If the name means nothing to you, that’s understandable; KOD are one of pop music’s great might-have-been stories, a band who combined the widescreen guitars of My Bloody Valentine with the pin-sharp lyricism of Morrissey or Elvis Costello, yet fell far short of emulating the careers of any of these people, despite passionate championing by a few music critics.
I’ve heard it suggested, a few times, that one reason KOD didn’t achieve more mainstream success was that their singer, Patrick Fitzgerald, was gay and wrote openly and explicitly about it, but the band played what was considered “straight” music – guitar rock.
I’m inclined to think there’s something in this, even if many more mundane factors were also at play. As a straight man whose favourite musicians are mostly gay (Fitzgerald, Mark Eitzel, Rufus Wainwright, the Pet Shop Boys), I’ve long been fascinated by people’s inability to see past stereotypes. Back in 2006, I interviewed Steven Thomson, director of the Glasgay! festival, who told me about a box office disaster he’d had at Tramway with a show he described as “a piece of performance art, wonderfully staged, and only about 50 people came to see it because we had Glasgay! stamped all over the poster”. He believed this was prejudice – that the venue’s audience were expecting “drag queens and cabaret”. The next year he played down Glasgay!’s involvement in one of its own commissions to ensure a “mainstream” (ie heterosexual) audience would come to see it.
I thought this was a curious strategy at the time, but he must have been doing something right: Glasgay! celebrates its 20th anniversary this year, with Thomson still in charge and his mission to make the festival a bigger, more mainstream event largely accomplished. This year, for the first time, Glasgow City Council will host a civic reception for the festival’s opening. Glasgay! is now officially part of the establishment.

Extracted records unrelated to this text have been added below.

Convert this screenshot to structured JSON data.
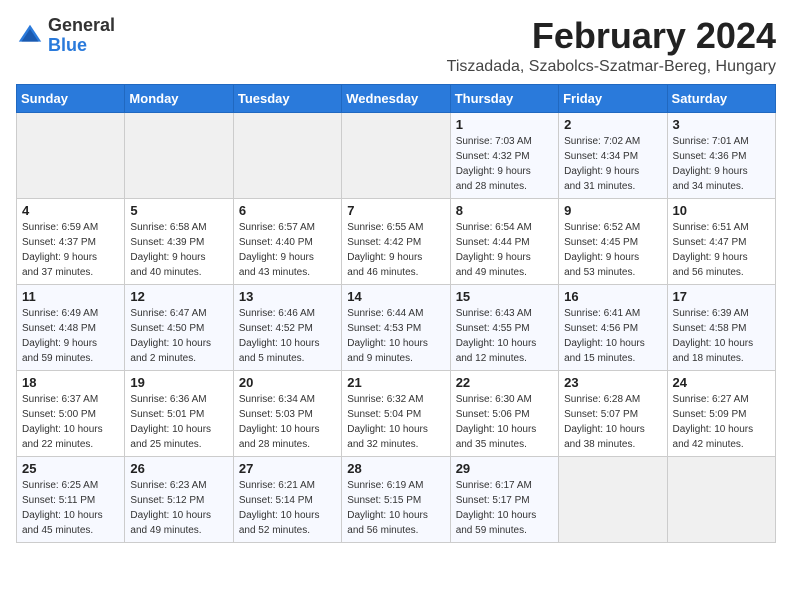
{
  "logo": {
    "general": "General",
    "blue": "Blue"
  },
  "header": {
    "title": "February 2024",
    "subtitle": "Tiszadada, Szabolcs-Szatmar-Bereg, Hungary"
  },
  "calendar": {
    "columns": [
      "Sunday",
      "Monday",
      "Tuesday",
      "Wednesday",
      "Thursday",
      "Friday",
      "Saturday"
    ],
    "weeks": [
      [
        {
          "day": "",
          "info": ""
        },
        {
          "day": "",
          "info": ""
        },
        {
          "day": "",
          "info": ""
        },
        {
          "day": "",
          "info": ""
        },
        {
          "day": "1",
          "info": "Sunrise: 7:03 AM\nSunset: 4:32 PM\nDaylight: 9 hours\nand 28 minutes."
        },
        {
          "day": "2",
          "info": "Sunrise: 7:02 AM\nSunset: 4:34 PM\nDaylight: 9 hours\nand 31 minutes."
        },
        {
          "day": "3",
          "info": "Sunrise: 7:01 AM\nSunset: 4:36 PM\nDaylight: 9 hours\nand 34 minutes."
        }
      ],
      [
        {
          "day": "4",
          "info": "Sunrise: 6:59 AM\nSunset: 4:37 PM\nDaylight: 9 hours\nand 37 minutes."
        },
        {
          "day": "5",
          "info": "Sunrise: 6:58 AM\nSunset: 4:39 PM\nDaylight: 9 hours\nand 40 minutes."
        },
        {
          "day": "6",
          "info": "Sunrise: 6:57 AM\nSunset: 4:40 PM\nDaylight: 9 hours\nand 43 minutes."
        },
        {
          "day": "7",
          "info": "Sunrise: 6:55 AM\nSunset: 4:42 PM\nDaylight: 9 hours\nand 46 minutes."
        },
        {
          "day": "8",
          "info": "Sunrise: 6:54 AM\nSunset: 4:44 PM\nDaylight: 9 hours\nand 49 minutes."
        },
        {
          "day": "9",
          "info": "Sunrise: 6:52 AM\nSunset: 4:45 PM\nDaylight: 9 hours\nand 53 minutes."
        },
        {
          "day": "10",
          "info": "Sunrise: 6:51 AM\nSunset: 4:47 PM\nDaylight: 9 hours\nand 56 minutes."
        }
      ],
      [
        {
          "day": "11",
          "info": "Sunrise: 6:49 AM\nSunset: 4:48 PM\nDaylight: 9 hours\nand 59 minutes."
        },
        {
          "day": "12",
          "info": "Sunrise: 6:47 AM\nSunset: 4:50 PM\nDaylight: 10 hours\nand 2 minutes."
        },
        {
          "day": "13",
          "info": "Sunrise: 6:46 AM\nSunset: 4:52 PM\nDaylight: 10 hours\nand 5 minutes."
        },
        {
          "day": "14",
          "info": "Sunrise: 6:44 AM\nSunset: 4:53 PM\nDaylight: 10 hours\nand 9 minutes."
        },
        {
          "day": "15",
          "info": "Sunrise: 6:43 AM\nSunset: 4:55 PM\nDaylight: 10 hours\nand 12 minutes."
        },
        {
          "day": "16",
          "info": "Sunrise: 6:41 AM\nSunset: 4:56 PM\nDaylight: 10 hours\nand 15 minutes."
        },
        {
          "day": "17",
          "info": "Sunrise: 6:39 AM\nSunset: 4:58 PM\nDaylight: 10 hours\nand 18 minutes."
        }
      ],
      [
        {
          "day": "18",
          "info": "Sunrise: 6:37 AM\nSunset: 5:00 PM\nDaylight: 10 hours\nand 22 minutes."
        },
        {
          "day": "19",
          "info": "Sunrise: 6:36 AM\nSunset: 5:01 PM\nDaylight: 10 hours\nand 25 minutes."
        },
        {
          "day": "20",
          "info": "Sunrise: 6:34 AM\nSunset: 5:03 PM\nDaylight: 10 hours\nand 28 minutes."
        },
        {
          "day": "21",
          "info": "Sunrise: 6:32 AM\nSunset: 5:04 PM\nDaylight: 10 hours\nand 32 minutes."
        },
        {
          "day": "22",
          "info": "Sunrise: 6:30 AM\nSunset: 5:06 PM\nDaylight: 10 hours\nand 35 minutes."
        },
        {
          "day": "23",
          "info": "Sunrise: 6:28 AM\nSunset: 5:07 PM\nDaylight: 10 hours\nand 38 minutes."
        },
        {
          "day": "24",
          "info": "Sunrise: 6:27 AM\nSunset: 5:09 PM\nDaylight: 10 hours\nand 42 minutes."
        }
      ],
      [
        {
          "day": "25",
          "info": "Sunrise: 6:25 AM\nSunset: 5:11 PM\nDaylight: 10 hours\nand 45 minutes."
        },
        {
          "day": "26",
          "info": "Sunrise: 6:23 AM\nSunset: 5:12 PM\nDaylight: 10 hours\nand 49 minutes."
        },
        {
          "day": "27",
          "info": "Sunrise: 6:21 AM\nSunset: 5:14 PM\nDaylight: 10 hours\nand 52 minutes."
        },
        {
          "day": "28",
          "info": "Sunrise: 6:19 AM\nSunset: 5:15 PM\nDaylight: 10 hours\nand 56 minutes."
        },
        {
          "day": "29",
          "info": "Sunrise: 6:17 AM\nSunset: 5:17 PM\nDaylight: 10 hours\nand 59 minutes."
        },
        {
          "day": "",
          "info": ""
        },
        {
          "day": "",
          "info": ""
        }
      ]
    ]
  }
}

This is, in many obvious ways, a healthy thing, and reflects the “mainstreaming” of British gay life in general – soon, hopefully, to culminate in a law that will allow gay Scots to get married. I argued in this column a couple of years ago that reality TV can probably take as much credit for this maturing of attitudes as more conscious campaigning. Purely by being the most obviously normal, well-balanced people in the room, Anna Nolan and Brian Dowling on Big Brother, Alex Parks on Fame Academy and Will Young on Pop Idol all helped skewer prejudices about gay “lifestyle”. It’s striking that the cover star for Glasgay!’s 20th anniversary brochure is a very ordinary-looking middle-aged woman in glasses and a tank top (Jackie Kay, also on the bill of the first Glasgay! back in 1993).
The question is, where does Glasgay! go from here? There’s an argument to be made that, in “mainstreaming” anything – from a band to a festival – the thing in question loses its edge, its radicalism, perhaps the thing that makes it art. Thomson used to describe Glasgay! as a celebration of “queer culture” – a culture, as I understood it at least, of outsiders battling to find a place in the world. Now, more prosaically, it’s just a “celebration of LGBT culture”.
As a straight man, I’m cautious about trying to develop this argument further. I have no personal stake in whether Glasgay! is “mainstream” or anything else. So I’ll leave it to the organisers of a Glasgay! event on 16 October called What’s Next For Queer Performance? The only other comment I’ll make about Glasgay!’s anniversary programme is to say I’m particularly looking forward to Cured, a new play by Roadkill writer Stef Smith about a 40-year-old woman booking herself into a clinic that claims it can cure her “homosexual tendencies” – a reminder of how far outside the mainstream many gay people still find themselves.
As for Kitchens of Distinction, I wonder – but of course will never know – whether they would have been more successful if they formed now. Neil Tennant kept quiet about his sexuality for years, concerned that the Pet Shop Boys would be pigeonholed as a “gay band”. That was canny of him, but it’s sad that he felt he needed to.